"Innocent passage" means the right of warships, merchant ships, and fishing vessels to pass without warning the territorial waters of a state in a manner that is not—in the words of the Law of the Sea Treaty (part II, article 19/2)—"prejudicial to the peace, good order, or security of the coastal State." Beginning in the 1970s the United States vigorously resisted efforts to require warships, nuclear-powered vessels, or vessels carrying environmental hazards to give notification prior to passing through the territorial waters of a sovereign state.
"Right of transit passage" refers to the principle articulated in the Law of the Sea Treaty (part III, article 38) guaranteeing all vessels and aircraft the right to pass through or over straits less than twenty-four miles wide at their narrowest point, that is to say, straits in which the twelve-mile territorial sea claim may have territorialized waters that formerly were international. Such straits include Gibraltar, Hormuz in the Persian Gulf, and Malacca in the South Pacific.

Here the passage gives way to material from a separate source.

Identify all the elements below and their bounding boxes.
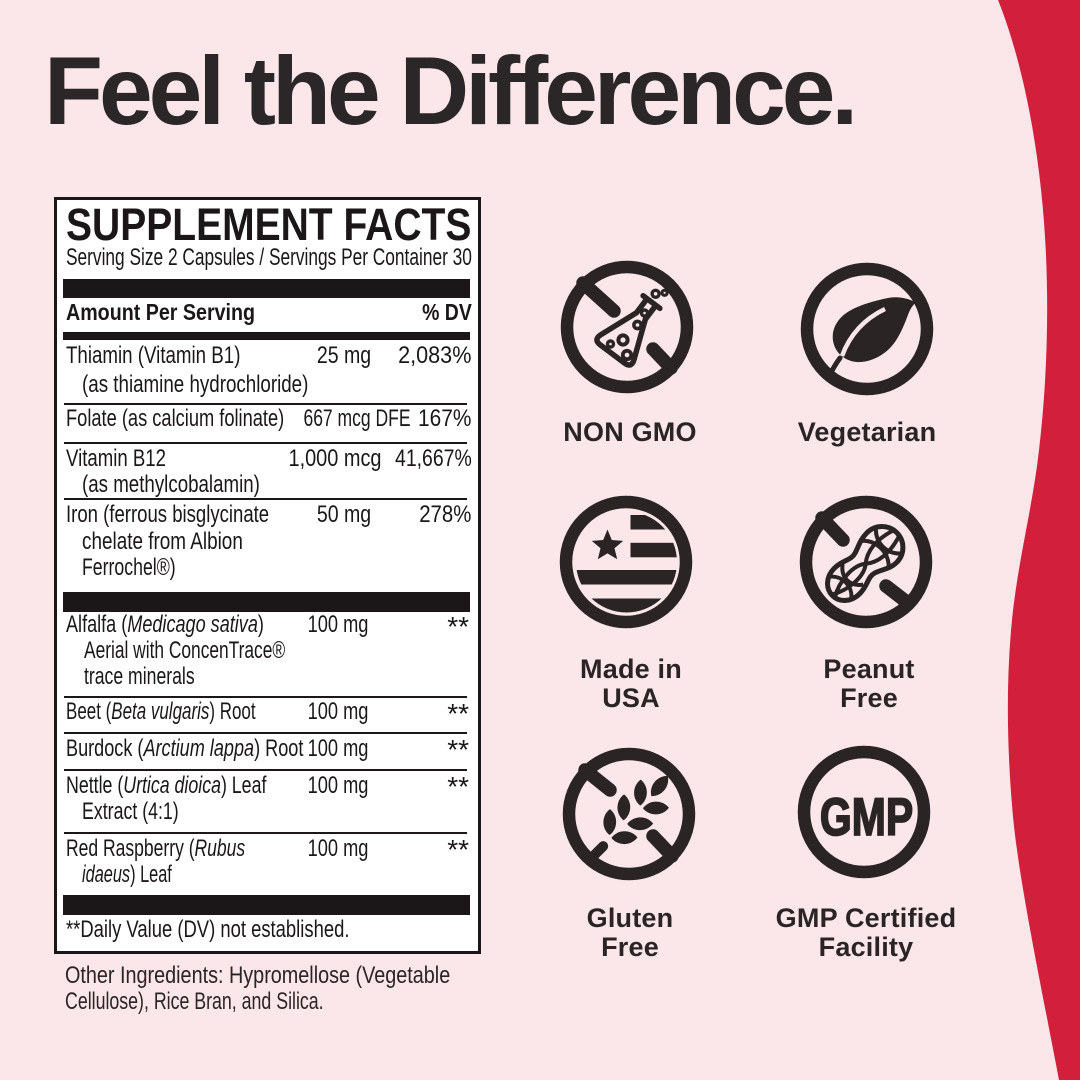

"Archipelagic sea-lanes passage" applies the principle of right of transit passage to archipelagoes, most importantly Indonesia and the Philippines. It guarantees unmolested passage for ships and aircraft through and over archipelagic waters, defined as the area encompassed by the drawing of baselines around the outermost islands of an archipelago. Archipelagic sea-lane passage is guaranteed in part IV of the Law of the Sea Treaty.